Hi

I know that I am answering this question 5 years after your posting this question.I am a new member.I think I was able to solve this question and got the correct answer of 7.84 m/s,but with a lot of assumptions! So I am posting this answer to get yours and others' opinion about my solution.

My assumptions:-

1) Imagine a rectangle and imagine pulling it from its center,raising a pyramid.I assume the roof to be of this pyramidal shape so that,the exposed surface area of this pyramid is same as that of the base.(This is not the case with all pyramids)

2) Pressure inside the house is the same as the atmospheric pressure.

3) Water collected in the pipe joining the floor drainage and the pipe M is stagnant(at rest)

Solution:

Let the point in M directly below the floor drainage be called point 1),the point where a downspout begins as point 3) and the point at the floor drainage as point 2).

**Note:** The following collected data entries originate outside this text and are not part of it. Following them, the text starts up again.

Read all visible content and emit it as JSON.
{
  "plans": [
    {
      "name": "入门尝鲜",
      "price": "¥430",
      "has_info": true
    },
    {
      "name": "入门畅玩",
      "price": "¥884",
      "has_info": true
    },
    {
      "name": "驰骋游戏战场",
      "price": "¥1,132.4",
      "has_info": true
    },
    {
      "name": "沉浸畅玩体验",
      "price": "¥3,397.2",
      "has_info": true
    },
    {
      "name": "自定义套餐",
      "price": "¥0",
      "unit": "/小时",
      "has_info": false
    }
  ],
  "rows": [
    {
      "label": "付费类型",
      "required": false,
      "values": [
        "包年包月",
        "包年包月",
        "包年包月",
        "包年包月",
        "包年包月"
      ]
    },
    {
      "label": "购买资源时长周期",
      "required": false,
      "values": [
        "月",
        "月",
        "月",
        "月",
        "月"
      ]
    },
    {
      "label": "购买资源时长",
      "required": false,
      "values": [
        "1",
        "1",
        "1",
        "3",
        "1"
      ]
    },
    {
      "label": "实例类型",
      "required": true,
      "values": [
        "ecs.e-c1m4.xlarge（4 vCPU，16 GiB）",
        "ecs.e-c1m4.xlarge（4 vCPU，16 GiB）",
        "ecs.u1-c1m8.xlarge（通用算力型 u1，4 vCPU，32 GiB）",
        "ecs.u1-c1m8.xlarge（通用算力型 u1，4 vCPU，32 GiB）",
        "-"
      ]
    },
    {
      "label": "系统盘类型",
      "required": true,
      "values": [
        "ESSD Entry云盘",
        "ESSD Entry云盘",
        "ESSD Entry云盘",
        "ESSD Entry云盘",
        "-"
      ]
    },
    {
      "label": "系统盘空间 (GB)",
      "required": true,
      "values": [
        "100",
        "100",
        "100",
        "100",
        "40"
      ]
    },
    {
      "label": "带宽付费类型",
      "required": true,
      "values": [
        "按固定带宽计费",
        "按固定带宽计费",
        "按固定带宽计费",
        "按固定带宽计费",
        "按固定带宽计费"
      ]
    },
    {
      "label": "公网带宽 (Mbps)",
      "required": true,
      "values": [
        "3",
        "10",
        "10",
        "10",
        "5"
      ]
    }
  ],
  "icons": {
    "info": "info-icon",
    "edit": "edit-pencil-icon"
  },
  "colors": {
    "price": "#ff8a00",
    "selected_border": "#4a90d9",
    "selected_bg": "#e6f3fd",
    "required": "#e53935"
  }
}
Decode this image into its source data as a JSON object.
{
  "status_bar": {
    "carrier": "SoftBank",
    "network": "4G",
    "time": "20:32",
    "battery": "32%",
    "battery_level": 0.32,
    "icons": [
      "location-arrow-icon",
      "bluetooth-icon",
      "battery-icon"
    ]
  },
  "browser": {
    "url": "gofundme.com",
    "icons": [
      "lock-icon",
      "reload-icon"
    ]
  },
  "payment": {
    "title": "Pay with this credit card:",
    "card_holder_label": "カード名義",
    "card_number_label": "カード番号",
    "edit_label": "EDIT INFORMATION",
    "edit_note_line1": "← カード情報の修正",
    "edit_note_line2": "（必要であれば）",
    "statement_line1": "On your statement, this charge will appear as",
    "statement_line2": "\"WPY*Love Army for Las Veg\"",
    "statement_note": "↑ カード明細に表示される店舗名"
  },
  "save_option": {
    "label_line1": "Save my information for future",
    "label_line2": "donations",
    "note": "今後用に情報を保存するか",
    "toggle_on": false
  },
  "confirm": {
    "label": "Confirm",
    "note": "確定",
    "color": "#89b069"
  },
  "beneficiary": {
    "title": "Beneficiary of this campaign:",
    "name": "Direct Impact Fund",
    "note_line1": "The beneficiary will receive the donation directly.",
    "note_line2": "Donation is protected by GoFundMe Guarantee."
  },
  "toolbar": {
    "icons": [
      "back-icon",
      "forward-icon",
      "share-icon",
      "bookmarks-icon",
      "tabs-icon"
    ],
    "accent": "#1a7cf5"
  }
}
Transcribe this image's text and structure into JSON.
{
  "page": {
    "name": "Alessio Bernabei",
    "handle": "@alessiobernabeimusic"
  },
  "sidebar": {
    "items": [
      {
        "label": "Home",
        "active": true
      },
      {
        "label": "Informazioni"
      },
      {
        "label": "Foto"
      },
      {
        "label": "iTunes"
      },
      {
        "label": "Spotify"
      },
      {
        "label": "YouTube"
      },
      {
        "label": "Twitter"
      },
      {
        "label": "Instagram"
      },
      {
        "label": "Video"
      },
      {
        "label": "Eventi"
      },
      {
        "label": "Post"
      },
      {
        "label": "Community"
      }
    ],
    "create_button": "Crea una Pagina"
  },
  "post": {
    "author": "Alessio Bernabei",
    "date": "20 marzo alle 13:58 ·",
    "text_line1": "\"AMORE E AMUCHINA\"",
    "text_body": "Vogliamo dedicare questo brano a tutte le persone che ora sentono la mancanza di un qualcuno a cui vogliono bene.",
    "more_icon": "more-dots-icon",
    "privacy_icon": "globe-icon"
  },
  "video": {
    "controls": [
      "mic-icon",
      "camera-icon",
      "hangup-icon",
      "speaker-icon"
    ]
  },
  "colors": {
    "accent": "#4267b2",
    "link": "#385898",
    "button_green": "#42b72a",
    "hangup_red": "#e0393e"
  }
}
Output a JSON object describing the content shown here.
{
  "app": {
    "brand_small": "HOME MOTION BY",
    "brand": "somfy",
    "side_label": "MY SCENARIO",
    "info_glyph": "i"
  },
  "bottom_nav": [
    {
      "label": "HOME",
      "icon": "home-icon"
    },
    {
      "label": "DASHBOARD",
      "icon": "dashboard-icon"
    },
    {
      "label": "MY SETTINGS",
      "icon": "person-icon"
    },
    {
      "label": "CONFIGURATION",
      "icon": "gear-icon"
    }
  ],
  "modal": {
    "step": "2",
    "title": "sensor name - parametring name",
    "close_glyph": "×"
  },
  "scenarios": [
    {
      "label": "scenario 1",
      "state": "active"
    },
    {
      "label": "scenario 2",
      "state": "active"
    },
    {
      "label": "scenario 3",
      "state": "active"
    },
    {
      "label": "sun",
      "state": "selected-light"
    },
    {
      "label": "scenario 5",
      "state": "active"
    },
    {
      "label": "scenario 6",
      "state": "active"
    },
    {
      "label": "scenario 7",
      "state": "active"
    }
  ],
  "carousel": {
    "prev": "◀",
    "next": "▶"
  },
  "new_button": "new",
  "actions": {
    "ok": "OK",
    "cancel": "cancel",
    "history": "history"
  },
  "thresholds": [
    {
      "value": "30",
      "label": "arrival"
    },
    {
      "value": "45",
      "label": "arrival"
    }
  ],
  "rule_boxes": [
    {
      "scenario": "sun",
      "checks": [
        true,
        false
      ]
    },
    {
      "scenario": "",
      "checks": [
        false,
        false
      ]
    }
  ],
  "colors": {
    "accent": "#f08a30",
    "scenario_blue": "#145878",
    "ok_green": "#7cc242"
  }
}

Consider a y axis such that y1=0,y2=h2,y3=h1

Between 1) and 2)

P1=P2 + Rg(y2-y1) (water is at rest)

P1= Pa + Rgh2

Since 3) is exposed to the atmosphere,P3=Pa

Therefore,P1-P3=Rgh2

Applying Bernoulli's equation between 1) and 3):-

P1+0.5R(v1^2)+Rgy1=P3+0.5R(v3^2)+Rgy3

Therefore,

P1-P3=Rgh1-0.5R(v1^2)

P1-P3=Rgh2

Therefore,

Rgh2=Rgh1-0.5R(v1^2)

This gives v1=13.85929291m/s

Volume flow rate=A1v1=0.039186227

Continuity:-

Volume flow rate=Rainfall volume rate rate

Now,a point on the roof receives a volume (vdt).da in a time dt where v=speed of rain and da=area of point.Therefore,volume rate=vda

Integrating,flow rate=lbv where l and b anre length and breadth.

lbv=A1v1

Solving the above would give v=2.177 x (10^-5) m/s=7.84 cm/h

Please tell me if I am correct or not